La ville s’endormait…

L’espérance est une vertu d’esclave ?

Allez vous faire voir avec ce genre de phrase. Qui d’entre vous peut se payer le luxe de ne pas avoir d’espérance ? Car ça revient exactement au même que d’accepter ou non d’être un Sisyphe et de vivre encore. Ce n’est rien de plus ni de moins. On n’a aucun courage, sans espérance. On n’entreprend rien, sans espérance. On ne se lève pas le matin, sans espérance. Qui êtes-vous, ceux qui dénigre cela ? Êtes-vous les mêmes qui dans votre confort — bien que très relatif, je l’entends et le sais — d’Occidental moyen se permettent de se dénigrer soi-même ? Je veux parler de ceux qui sont si fascinés par le grand large qu’ils peuvent vous dire à loisir qu’ils ne réussiront rien, puisqu’en France on ne réussit pas, par définition. Parce qu’en France ceci, parce qu’en France cela. Parce qu’ils n’ont jamais compris que la France, leur pays, notre pays, et comme beaucoup d’autres, est l’incarnation de rêves et de principes. Parce qu’ils attendent qu’on leur donne l’autorisation de… parce qu’il est si simple de rester assis en se disant qu’on ne peut pas que de se retrousser les manches et de saisir sa chance. « Impose ta chance, serre ton bonheur et va vers ton risque » disait René Char. Et c’est cela que je souhaiterai défendre. Non. C’est cela que je défends. Nous n’en sommes plus aux souhaits. Ce risque, dont parle René Char, c’est l’espérance à l’état brut. C’est éviter que le monde ne se défasse, comme le dira Camus.

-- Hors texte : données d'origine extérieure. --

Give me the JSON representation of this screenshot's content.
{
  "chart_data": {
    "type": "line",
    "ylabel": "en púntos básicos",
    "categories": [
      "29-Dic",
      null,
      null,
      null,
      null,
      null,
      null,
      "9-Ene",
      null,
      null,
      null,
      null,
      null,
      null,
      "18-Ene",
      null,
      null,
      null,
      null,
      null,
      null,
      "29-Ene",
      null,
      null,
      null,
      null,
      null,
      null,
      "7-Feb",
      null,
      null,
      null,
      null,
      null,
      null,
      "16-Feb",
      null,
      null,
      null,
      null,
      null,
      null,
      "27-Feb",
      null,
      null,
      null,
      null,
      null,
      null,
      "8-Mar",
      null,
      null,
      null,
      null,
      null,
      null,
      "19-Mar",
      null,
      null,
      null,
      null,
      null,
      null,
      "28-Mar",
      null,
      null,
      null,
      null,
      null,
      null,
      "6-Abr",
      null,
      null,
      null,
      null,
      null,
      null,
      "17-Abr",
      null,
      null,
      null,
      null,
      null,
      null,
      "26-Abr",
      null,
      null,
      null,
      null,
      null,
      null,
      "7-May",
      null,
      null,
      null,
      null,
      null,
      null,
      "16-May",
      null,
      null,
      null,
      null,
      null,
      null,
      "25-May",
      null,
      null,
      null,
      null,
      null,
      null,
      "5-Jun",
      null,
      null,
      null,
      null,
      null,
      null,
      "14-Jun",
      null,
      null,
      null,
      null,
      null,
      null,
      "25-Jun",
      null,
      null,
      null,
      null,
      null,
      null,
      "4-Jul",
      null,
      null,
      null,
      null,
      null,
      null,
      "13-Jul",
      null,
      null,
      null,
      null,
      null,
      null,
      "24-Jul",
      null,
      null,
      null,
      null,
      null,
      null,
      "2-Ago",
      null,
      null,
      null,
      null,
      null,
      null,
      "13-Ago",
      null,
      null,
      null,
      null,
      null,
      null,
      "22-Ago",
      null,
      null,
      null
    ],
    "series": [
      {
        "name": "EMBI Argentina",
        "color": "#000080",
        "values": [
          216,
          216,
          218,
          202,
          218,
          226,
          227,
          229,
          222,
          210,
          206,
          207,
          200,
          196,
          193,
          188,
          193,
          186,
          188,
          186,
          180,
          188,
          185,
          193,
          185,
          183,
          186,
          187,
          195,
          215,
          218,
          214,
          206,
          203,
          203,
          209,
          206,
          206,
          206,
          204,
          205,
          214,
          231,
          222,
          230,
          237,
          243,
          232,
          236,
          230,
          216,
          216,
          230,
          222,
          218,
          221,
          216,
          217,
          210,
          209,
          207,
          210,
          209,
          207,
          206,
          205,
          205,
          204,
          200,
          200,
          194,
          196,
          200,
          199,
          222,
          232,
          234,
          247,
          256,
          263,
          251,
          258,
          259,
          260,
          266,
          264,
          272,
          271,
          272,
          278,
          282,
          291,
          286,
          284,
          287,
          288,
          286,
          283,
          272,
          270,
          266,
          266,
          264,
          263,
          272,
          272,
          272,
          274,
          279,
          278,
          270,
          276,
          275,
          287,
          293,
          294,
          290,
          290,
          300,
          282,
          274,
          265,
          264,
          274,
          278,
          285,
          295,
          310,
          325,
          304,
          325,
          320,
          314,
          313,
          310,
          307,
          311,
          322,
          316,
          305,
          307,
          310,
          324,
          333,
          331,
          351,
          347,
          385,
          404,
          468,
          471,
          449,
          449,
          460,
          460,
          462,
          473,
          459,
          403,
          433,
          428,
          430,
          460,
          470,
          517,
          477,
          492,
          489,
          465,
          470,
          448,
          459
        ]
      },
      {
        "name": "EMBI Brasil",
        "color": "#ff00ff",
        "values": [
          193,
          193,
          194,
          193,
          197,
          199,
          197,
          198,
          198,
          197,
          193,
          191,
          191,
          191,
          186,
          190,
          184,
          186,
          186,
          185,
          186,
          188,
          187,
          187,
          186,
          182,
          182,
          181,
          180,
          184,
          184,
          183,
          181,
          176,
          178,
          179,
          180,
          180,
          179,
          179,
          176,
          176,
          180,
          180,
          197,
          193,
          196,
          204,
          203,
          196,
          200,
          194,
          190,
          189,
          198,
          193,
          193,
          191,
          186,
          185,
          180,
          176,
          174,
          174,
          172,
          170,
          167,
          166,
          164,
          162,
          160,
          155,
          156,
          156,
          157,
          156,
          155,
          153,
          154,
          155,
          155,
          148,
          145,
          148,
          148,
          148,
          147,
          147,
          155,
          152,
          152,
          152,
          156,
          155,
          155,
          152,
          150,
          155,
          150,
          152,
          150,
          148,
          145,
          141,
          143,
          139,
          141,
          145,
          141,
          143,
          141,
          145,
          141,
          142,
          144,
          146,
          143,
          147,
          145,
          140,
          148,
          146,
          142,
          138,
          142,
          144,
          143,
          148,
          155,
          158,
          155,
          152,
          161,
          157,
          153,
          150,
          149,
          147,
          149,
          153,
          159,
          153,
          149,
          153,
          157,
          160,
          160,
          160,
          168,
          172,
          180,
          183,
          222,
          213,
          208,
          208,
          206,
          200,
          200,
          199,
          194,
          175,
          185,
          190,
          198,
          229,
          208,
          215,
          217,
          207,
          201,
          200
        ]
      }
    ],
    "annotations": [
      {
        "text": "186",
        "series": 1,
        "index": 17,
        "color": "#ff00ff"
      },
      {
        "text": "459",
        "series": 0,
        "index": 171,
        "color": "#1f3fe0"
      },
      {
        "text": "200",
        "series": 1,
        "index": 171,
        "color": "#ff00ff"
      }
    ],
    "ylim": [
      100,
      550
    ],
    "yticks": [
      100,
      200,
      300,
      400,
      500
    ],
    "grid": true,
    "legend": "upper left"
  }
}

Mais l’espoir de celui qui chaque jour remet son ouvrage en cause, qui chaque jour tente d’être un humain meilleur, d’améliorer comme il le peut le monde, sans jamais renoncer à croire que cela changera quelque chose, que le monde ne se défera peut-être pas… Cet espoir-là, c’est le moteur de la création, le faible courant électrique qui parcourt vos nerfs et vous permet de rester en vie. Cette espérance-là ne peut pas se permettre de vouloir détruire. Seulement réformer, éduquer, car elle se garderait bien de tomber dans l’intégrisme. Elle connait d’instinct cet écueil et en garde une humilité noble. Les espoirs qui veulent faire table rase, crient à l’infamie de tout, se sente briser et léser par tout et tous, cet espoir est une couardise qui se maquille en vertu morale. L’outrage par défaut, hurlant sans pédagogie, est du côté de l’aristocrate qu’on conduit à l’échafaud. Il n’est pas le cri de Danton qui s’offusque et explique. Bien sûr que les deux finiront de la même manière. Mais un seul des deux aura vécu selon son espérance et non ses habitudes. Un seul des deux aura semé en nous la flamme de la liberté, de l’audace, du respect et de l’esprit critique. Car c’est peut-être cela les quatre points cardinaux d’un monde à bâtir. Peut-être faudrait-il ajouter la ténacité à l’audace. La ténacité qui n’est que de l’audace qui ne se décourage pas. Le respect, qui limite sainement la liberté, qui permet d’écouter avant de parler, d’accueillir, de comprendre. Il est un prérequis évident à l’esprit critique, qui ne pourrait se concevoir sans appréciations de la pluralité des points de vues et de l’humilité qui s’en suit. Toujours se souvenir que l’on est humain, rien qu’humain, et que la science infuse n’est pas de ce monde.

Quelle serait la place de l’espérance alors ?

La place centrale, la place du cœur charitable, de la confiance. Car c’est par espérance que l’on fait confiance à l’autre, à la vie, à… C’est parce que l’on fait l’acte de foi sans cesse répété de croire que l’autre, que le groupe, que l’avenir, est animé de telle ou telle dynamique. Si l’on fait confiance au passant qui vous montre une rue, c’est parce qu’on espère qu’il soit comme nous et qu’il n’est aucune raison de mentir sur sa capacité à délivrer cette information. Chaque respiration est un acte d’espérance.